Présenté ainsi ce manga paraît bien sérieux, mais il n’en est rien. Yazawa nous avait habitué avec Nana à un traitement grave, voire dramatique et tragique, mais Paradise Kiss est une œuvre étonnamment légère. Le premier chapitre, hilarant, voit Yukari hurler et crier au viol toutes les cinq répliques, souvent délirantes. Les chapitres suivants sont bien plus calmes, mais contiennent tout de même beaucoup de discours comiques, soit dans les dialogues, soit dans les nombreux monologues et apartés de l’héroïne.

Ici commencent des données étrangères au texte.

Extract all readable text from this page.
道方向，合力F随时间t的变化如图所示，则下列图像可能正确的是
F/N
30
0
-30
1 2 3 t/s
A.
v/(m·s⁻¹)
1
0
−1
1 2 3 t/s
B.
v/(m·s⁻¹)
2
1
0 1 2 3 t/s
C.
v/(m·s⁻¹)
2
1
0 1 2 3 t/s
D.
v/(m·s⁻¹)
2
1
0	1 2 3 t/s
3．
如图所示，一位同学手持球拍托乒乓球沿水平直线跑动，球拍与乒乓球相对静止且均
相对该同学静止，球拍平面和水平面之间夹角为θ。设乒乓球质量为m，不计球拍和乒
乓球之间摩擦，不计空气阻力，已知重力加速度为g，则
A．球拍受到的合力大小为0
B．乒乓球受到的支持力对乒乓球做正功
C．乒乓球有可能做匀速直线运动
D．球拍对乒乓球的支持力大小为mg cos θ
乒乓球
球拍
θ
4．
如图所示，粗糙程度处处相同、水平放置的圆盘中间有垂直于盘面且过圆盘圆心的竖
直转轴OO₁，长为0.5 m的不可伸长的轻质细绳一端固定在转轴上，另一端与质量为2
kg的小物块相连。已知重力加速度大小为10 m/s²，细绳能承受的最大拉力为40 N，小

Cette différence de ton changera sans doute le lectorat français. On peut supposer qu’il aura tendance à avoir quelques années de moins que celui de Nana. On peut d’ailleurs trouver une correspondance entre l’âge des personnages et la cible de ces deux mangas [1] : les héros de Nana ont plus de vingt ans, ont passé l’ère des études, pensent au travail, ont une vie amoureuse plus stable et adulte, tandis que ceux de Paradise Kiss entrent encore en faculté et vivent leurs premières amours

On remarquera, comme autre marque de la moindre grande maturité de cette œuvre, que Nana, s’il prend comme point de vue deux personnages féminins, n’oublie pas pour autant de parler des hommes, au contraire de ce premier volume de Paradise Kiss qui les relègue au second plan et ne les fait exister qu’au travers des héroines.

(JPEG)Ce manga est en tout cas parfaitement adapté à son public. Le potentiel d’identification au personnage principal est important : Yukari est maladroite, ne connaît pas grand chose à l’amour... le choix du monde de la mode et du mannequinât, fascinant voire fantasmatique, prend ici tout son sens : Yukari devient amie avec des personnes élégantes et assurées et aura la possibilité de devenir semblable. Le choix de l’auteur d’introduire si vite une romance est par ailleurs critiquable, car trop prévisible et convenu ; il donne quelque peu l’impression d’un quota d’amour à remplir. Même si il est trop tôt pour apporter une réponse, on peut se demander si Paradise Kiss n’est pas une œuvre moins personnelle et plus calibrée que Nana.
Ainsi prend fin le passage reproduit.